Authenticity investigation and legitimacy verification
For the authenticity investigation of the products and legitimacy verification of the manufacturers, a detailed questionnaire was sent to each manufacturer and regulatory authority of the manufacturing country. Sample questionnaire for product authentication and legitimacy verification are presented in Supplemental File S1 and Supplemental File S2. Each questionnaire contained detailed information about the product, including manufacturer, batch number, manufacturing and expiry dates, and dosage and strength of the product, as indicated by WHO and other related studies [17, 28, 29, 33]. The registration status of all products as stated on the product packaging was recorded, and included on a questionnaire sent to the importing country to confirm the registration of the product and manufacturer (sample registration verification form is presented as Supplemental File S3).

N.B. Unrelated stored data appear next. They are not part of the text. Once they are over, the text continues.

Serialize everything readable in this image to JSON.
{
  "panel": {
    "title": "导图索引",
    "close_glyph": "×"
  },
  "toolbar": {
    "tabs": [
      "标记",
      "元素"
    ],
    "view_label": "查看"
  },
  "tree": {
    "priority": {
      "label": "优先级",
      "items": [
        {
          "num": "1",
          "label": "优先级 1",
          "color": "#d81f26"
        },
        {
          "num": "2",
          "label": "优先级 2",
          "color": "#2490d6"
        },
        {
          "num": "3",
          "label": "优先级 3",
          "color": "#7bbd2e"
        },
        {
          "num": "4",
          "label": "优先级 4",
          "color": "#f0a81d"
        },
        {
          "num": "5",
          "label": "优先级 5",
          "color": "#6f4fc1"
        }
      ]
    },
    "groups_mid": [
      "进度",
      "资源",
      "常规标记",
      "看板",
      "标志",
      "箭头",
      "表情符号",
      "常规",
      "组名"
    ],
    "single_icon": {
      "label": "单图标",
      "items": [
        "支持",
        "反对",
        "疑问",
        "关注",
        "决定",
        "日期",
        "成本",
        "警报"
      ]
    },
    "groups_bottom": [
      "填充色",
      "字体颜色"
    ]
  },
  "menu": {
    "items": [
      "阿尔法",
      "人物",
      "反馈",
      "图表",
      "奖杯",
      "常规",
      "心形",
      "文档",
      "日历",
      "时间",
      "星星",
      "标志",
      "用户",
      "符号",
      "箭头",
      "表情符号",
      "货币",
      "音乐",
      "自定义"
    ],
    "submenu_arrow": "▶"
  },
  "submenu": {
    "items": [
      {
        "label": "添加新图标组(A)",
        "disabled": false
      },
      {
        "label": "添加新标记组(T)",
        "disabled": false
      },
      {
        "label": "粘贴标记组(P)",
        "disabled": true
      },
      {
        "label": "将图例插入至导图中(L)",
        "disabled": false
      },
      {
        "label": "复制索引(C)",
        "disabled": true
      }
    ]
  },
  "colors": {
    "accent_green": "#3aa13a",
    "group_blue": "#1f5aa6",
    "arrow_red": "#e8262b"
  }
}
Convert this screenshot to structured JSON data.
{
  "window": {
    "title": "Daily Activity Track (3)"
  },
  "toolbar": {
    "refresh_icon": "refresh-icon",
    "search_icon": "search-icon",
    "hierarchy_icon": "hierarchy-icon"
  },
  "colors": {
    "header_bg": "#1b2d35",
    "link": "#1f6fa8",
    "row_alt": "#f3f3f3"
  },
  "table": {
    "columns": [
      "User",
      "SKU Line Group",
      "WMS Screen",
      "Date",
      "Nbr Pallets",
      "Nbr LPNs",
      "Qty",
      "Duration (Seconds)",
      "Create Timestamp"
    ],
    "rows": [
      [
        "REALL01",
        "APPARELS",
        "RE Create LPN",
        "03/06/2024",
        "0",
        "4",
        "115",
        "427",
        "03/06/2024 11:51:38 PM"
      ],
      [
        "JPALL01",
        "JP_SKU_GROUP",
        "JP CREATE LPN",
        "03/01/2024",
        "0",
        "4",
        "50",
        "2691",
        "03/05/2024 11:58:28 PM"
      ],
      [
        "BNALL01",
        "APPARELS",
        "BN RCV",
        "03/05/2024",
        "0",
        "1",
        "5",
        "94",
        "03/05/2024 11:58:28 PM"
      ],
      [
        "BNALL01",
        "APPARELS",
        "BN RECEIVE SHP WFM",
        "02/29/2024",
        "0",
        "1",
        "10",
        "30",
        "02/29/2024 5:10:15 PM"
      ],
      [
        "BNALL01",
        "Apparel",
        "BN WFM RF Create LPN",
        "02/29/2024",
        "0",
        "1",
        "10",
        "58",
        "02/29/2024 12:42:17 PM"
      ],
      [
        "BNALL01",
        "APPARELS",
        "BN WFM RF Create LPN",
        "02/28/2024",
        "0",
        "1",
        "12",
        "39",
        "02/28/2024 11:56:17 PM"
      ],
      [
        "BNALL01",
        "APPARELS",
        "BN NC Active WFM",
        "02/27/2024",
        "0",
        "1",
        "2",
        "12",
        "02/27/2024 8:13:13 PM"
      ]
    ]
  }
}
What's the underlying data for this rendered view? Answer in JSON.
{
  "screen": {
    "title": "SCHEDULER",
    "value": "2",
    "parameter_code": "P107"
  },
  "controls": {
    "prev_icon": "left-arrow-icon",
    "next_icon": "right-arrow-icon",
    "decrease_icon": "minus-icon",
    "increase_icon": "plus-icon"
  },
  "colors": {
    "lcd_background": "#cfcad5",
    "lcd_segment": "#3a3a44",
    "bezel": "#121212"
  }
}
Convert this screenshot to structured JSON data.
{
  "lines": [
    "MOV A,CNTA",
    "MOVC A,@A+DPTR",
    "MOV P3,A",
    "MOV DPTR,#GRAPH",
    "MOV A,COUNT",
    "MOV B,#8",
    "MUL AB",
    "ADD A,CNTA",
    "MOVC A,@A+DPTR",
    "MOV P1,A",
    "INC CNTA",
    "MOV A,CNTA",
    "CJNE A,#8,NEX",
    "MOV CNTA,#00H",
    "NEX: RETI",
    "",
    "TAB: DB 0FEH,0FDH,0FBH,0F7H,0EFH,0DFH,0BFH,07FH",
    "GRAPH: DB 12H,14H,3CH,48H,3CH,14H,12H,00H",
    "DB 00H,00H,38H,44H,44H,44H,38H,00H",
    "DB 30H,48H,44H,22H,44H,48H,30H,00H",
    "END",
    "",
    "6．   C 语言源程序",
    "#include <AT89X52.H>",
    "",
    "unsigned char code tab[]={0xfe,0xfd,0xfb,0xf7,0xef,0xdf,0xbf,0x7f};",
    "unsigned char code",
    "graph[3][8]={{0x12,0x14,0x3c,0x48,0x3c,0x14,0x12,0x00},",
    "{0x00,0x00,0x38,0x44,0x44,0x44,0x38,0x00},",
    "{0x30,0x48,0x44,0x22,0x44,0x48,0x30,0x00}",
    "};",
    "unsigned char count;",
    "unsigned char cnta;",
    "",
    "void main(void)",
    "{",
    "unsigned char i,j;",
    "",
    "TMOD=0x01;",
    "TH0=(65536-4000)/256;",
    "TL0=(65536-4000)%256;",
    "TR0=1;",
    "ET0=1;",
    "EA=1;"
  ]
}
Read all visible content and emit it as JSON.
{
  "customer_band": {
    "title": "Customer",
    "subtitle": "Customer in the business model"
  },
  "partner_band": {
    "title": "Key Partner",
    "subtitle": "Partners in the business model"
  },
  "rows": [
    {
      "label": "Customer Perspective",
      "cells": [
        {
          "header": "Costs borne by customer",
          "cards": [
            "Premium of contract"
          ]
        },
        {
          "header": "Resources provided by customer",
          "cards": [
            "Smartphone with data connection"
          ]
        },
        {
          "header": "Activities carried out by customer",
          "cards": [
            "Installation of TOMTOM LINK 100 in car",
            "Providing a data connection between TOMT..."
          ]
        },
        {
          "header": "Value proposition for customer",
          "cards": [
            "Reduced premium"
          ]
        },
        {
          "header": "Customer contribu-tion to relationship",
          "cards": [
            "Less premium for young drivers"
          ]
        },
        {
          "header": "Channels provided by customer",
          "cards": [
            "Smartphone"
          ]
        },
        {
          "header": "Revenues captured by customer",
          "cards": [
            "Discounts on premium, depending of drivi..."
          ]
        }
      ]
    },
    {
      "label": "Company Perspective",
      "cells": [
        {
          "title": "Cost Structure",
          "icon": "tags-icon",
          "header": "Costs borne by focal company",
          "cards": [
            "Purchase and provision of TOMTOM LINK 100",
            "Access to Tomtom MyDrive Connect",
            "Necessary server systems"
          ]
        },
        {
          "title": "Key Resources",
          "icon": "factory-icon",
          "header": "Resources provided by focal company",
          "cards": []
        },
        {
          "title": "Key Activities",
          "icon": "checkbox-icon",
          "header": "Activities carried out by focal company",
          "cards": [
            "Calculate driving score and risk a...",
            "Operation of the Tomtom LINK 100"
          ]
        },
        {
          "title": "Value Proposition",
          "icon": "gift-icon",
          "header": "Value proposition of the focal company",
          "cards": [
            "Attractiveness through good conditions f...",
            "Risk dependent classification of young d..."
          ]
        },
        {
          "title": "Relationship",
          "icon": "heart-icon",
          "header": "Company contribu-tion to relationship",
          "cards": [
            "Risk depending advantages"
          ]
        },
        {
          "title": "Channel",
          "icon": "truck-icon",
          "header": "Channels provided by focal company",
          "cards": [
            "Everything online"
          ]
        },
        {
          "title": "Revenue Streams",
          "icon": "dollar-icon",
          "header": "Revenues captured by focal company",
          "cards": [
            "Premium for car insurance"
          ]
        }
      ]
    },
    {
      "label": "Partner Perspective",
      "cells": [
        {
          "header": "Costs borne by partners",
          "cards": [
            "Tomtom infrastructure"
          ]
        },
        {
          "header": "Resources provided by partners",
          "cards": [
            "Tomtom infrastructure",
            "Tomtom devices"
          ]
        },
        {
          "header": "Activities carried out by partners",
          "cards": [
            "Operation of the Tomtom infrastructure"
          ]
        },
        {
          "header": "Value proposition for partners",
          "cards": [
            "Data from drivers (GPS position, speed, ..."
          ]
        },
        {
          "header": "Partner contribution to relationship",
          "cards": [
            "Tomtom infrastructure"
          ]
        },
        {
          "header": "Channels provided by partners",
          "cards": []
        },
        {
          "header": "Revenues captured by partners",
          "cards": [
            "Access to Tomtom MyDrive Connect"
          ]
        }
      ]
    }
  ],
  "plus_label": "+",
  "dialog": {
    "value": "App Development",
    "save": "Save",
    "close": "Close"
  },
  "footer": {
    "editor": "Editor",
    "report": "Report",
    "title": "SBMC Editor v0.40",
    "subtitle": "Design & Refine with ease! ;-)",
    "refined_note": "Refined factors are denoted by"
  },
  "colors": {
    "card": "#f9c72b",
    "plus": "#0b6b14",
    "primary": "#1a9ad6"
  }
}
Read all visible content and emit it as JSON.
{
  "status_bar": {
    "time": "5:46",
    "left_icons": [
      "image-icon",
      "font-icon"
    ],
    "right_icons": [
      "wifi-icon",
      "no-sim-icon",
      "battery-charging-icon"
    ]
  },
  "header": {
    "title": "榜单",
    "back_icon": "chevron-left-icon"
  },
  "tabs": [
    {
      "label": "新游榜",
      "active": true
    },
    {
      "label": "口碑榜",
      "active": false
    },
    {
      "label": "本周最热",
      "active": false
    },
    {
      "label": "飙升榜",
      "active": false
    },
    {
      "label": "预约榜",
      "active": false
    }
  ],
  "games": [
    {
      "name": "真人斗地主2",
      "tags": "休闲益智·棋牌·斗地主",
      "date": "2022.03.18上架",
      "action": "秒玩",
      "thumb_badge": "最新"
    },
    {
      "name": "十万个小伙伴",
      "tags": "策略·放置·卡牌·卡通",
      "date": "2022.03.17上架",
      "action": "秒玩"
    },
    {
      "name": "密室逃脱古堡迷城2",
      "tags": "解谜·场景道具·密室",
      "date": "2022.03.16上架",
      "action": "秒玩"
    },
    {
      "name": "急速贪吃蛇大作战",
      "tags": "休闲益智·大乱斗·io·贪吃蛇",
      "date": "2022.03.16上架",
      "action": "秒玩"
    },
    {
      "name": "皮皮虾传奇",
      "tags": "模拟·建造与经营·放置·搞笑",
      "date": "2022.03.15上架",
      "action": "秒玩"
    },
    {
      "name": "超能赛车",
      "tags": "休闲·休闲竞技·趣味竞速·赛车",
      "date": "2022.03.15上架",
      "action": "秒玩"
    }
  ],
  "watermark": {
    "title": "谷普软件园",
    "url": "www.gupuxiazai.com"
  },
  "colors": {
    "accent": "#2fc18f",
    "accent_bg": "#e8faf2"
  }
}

Pioglitazone hydrochloride as a reference standard, benzophenone as an internal standard, methanol, acetonitrile, ammonium acetate, potassium chloride and other chemicals of reagent grade were procured from the Wako Pure Chemical Industries Ltd. Japan. Hydrochloric acid was purchased from Nacalai Tesque Inc. and acetic acid from Alfa Aesar. Analysis of the sample was done by high-performance liquid chromatography (HPLC) according to the modified and validated JP (Japanese Pharmacopoeia) protocol [34, 35], using a Shimadzu Prominence HPLC equipped with a Phenomenex Gemini NX C18 column (150 × 4.6 mm) and a UV-photodiode array detector (SPD-20A/20AV Series). The flow rate, injection volume, and detection wavelength were kept unchanged throughout the entire analysis. The dissolution test was performed using 900 mL of a solution for each of the units with an NTR-VS 6P dissolution apparatus (Toyama Sangyo Co. Ltd., Osaka, Japan). The dissolution medium was prepared by mixing 50 mL of 0.2 mol/L hydrochloric acid and 150 mL of potassium chloride solution, adding water to make 1000 mL, and adjusting to pH 2.0 with 5 mol/L hydrochloric acid. Drug release studies were carried out according to the United States Pharmacopoeia (USP) Type II dissolution apparatus paddle method. The paddle was set to rotate at 50 rpm (revolutions per minute) for 45 min and the temperature was maintained at 37 ± 0.50 °C. Standard solutions were prepared by dissolving accurately weighed quantities of pioglitazone hydrochloride (reference standard) and benzophenone (internal standard) in the diluent to obtain concentrations of 0.2 mg/mL and 0.1 mg/mL, respectively. Serial dilutions were made to 0.025 mg/ml. The concentration of the test solution was kept at 0.1 mg/ml. The relationship between the peak area and concentration of each reference standard was linear within the range of 25–200% of the active ingredient (r2 = 0.999–1.000), and the quality test was performed within that range.
Samples were evaluated as meeting the quality specifications if the amount of active pharmaceutical ingredient (API-pioglitazone hydrochloride) in each of the units, as determined by the content uniformity test, lay within the range of 95.0–105.0% of the label claim. For content uniformity, the acceptance value (AV≦15.0) was calculated according to USP 34 . In the dissolution test, Q = 80% or more was used as the criterion of acceptability as indicated by the pharmacopoeia [34,35,36].
Descriptive statistical analysis was performed using Microsoft Excel.